Editor’s note: The following is a guest post from Patrick Pugh, Principal, Global Microsoft Alliance and Relationship Leader, PwC.
Remember your first job out of college? I was ready for business and brimming with potential, but I also had a lot to learn. I still do—I’m always learning.
Generative AI is similar. It’s just starting out in the “corporate world, ” with untold possibilities and a ways to go.
Put simply, this term encompasses a category of algorithms, based on models that are trained — unlike a coded or scripted solution. It requires collaboration between the behind-the-scenes technology and the people using it.
Also unlike other AI technology, generative AI is open source, meaning it’s at the imagination and fingertips of millions of developers and users alike. That’s why, in part, it’s such a big deal — because there’s such a massive reach. Previously, AI was constrained to the data scientists of the world.
Overall, generative AI is very fast, productive and consistent. It's a predictive model whose skills can improve rapidly. When used correctly it can be a powerful tool for speed and productivity.
On the other hand, generative AI is not perfect. It cannot understand itself. It must be fed the right information to learn properly. Other applications such as search, however, are already showing results in creative areas like writing and design.
With all the hype, you’re probably wondering: what do I need this technology for? Can it really impact my business? For that answer, let’s start by looking back on another technology that was met with skepticism at first.
Early days of cloud
“To reach the full potential of cloud computing, CIOs will need to continue ‘getting the basics right’, as well as developing new capabilities in key areas such as business relationship management, technology innovation, enterprise architecture and sourcing, in order to truly realize the benefits that cloud has to offer and be positioned as a valuable partner to the business.”
This excerpt is part of a PwC report written a decade ago when many in IT were still trying to figure out the possibilities of cloud. Fast forward to today, and more than three-quarters of executives responding to PwC’s 2023 Cloud Business Report say their companies have adopted cloud in most or all parts of the business.
The early days of public cloud were fraught with skepticism, unsubstantiated risks and resistance. But slowly, business value overshadowed doubt. The ability to lower costs, tighten security, gain agility and better innovate compelled organizations to migrate.
Steps to generative AI
Those who fully embraced cloud then are ahead now. The first step in generative AI adoption is the same: embrace it. Next, take a step back and be deliberate. Organizations must establish governance, document guidelines and define use cases, starting internally.
We see the technology as a new means to transform how our own organization performs knowledge work, as well as our clients. Everyone who creates or consumes text, code and data can benefit from generative AI.
The technology is rapidly (and exponentially) improving, so we expect major leaps beyond the current solutions over the next months and years. And even though anyone can be a user, a spectrum of technical debt is needed to fully realize the potential of generative AI.
We would expect almost every employee — especially within IT — to have an appreciation and basic knowledge of generative AI.
Albeit, the technology is evolving and changing so quickly, that knowledge will need to change quickly, too. Deep expertise from professionals who write complex algorithms and can push not only the technical boundaries but also application limits will also be critical to success.
Use cases now and then
Many of the current use cases are around text and image generation, but when viewed through an IT lens, some of the applications could be in logistics, administration, training and development, and customer engagement to name a few.
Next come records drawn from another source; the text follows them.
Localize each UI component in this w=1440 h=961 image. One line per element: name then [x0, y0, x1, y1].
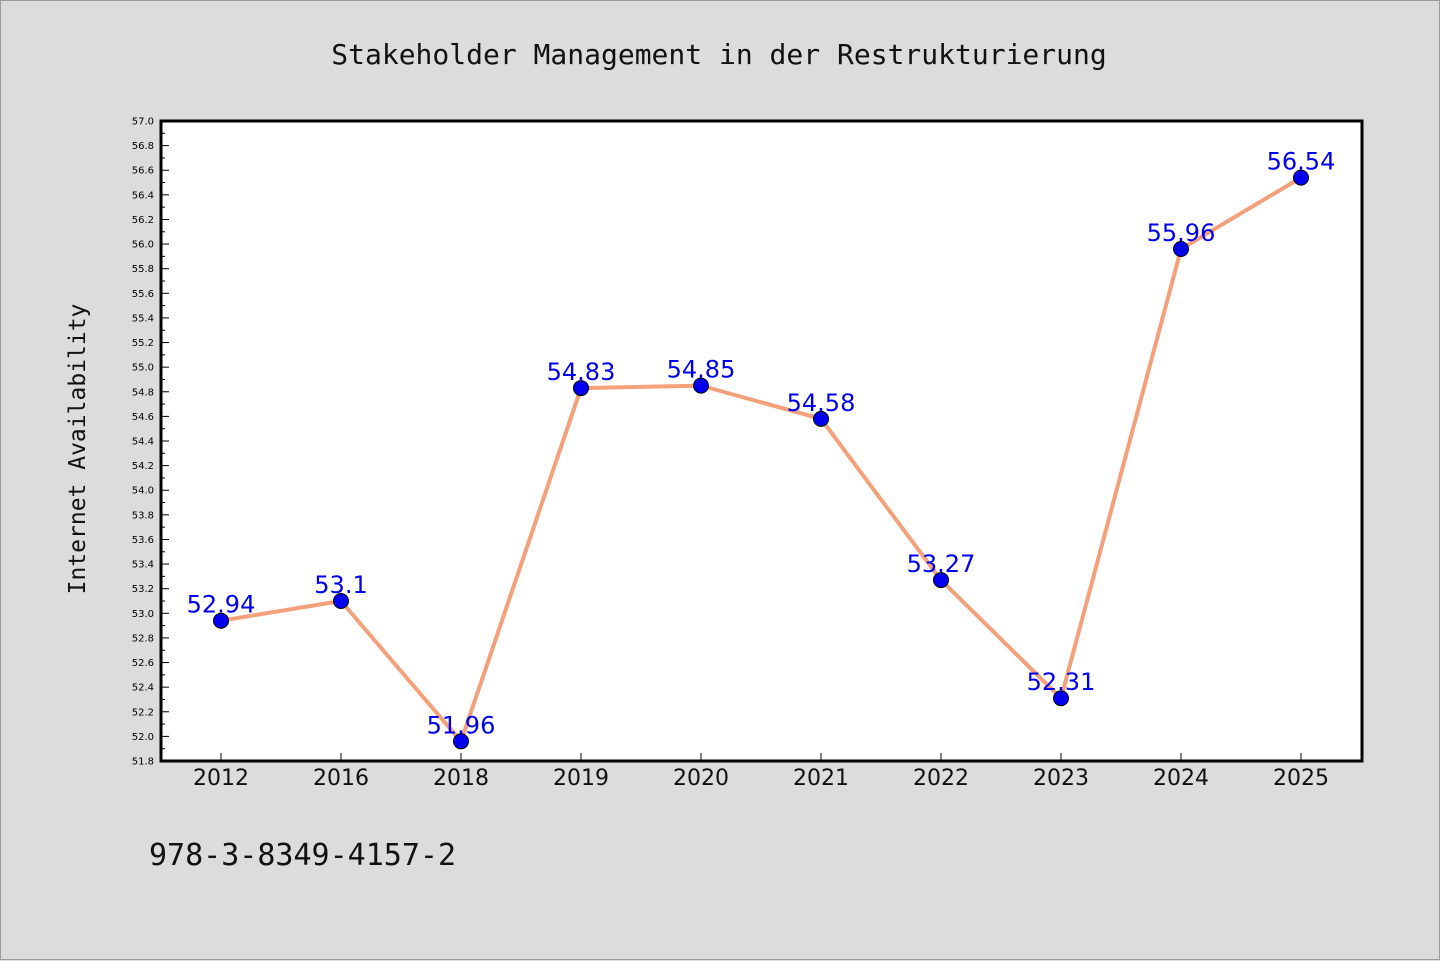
y-axis-ticks: 51.8 52.0 52.2 52.4 52.6 52.8 53.0 53.2 53.4 53.6…: [132, 117, 169, 768]
y-tick-label: 56.8: [132, 141, 154, 152]
y-tick-label: 55.2: [132, 338, 154, 349]
y-tick-label: 52.2: [132, 707, 154, 718]
data-label: 54.85: [667, 356, 736, 384]
y-tick-label: 53.6: [132, 535, 154, 546]
data-labels: 52.94 53.1 51.96 54.83 54.85 54.58 53.27 52.31 5…: [187, 148, 1336, 740]
chart-title: Stakeholder Management in der Restruktur…: [331, 38, 1106, 71]
data-point: [933, 572, 949, 589]
y-tick-label: 55.0: [132, 363, 154, 374]
data-point: [213, 612, 229, 629]
y-tick-label: 54.0: [132, 486, 154, 497]
data-label: 56.54: [1267, 148, 1336, 176]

For example, we are seeing an emergence of virtual assistants being developed for internal and/or external use. These assistants are now able to help with repetitive tasks such as scheduling appointments or making reservations, or responding to basic and some complex questions of employees and customers.
No matter the use case, it’s important to focus on security and privacy when developing generative AI. The “training” involves an company’s proprietary knowledge and needs to be protected as do the prompts and responses, since they reflect the company, customers and employees.
Generative AI will enhance the way we work and lead to new business value. Take note from the early cloud adopters of yesterday who enjoy a distinct advantage today. Generative AI is on a comparable trajectory and we expect there will be winners and losers in this game of adoption and innovation.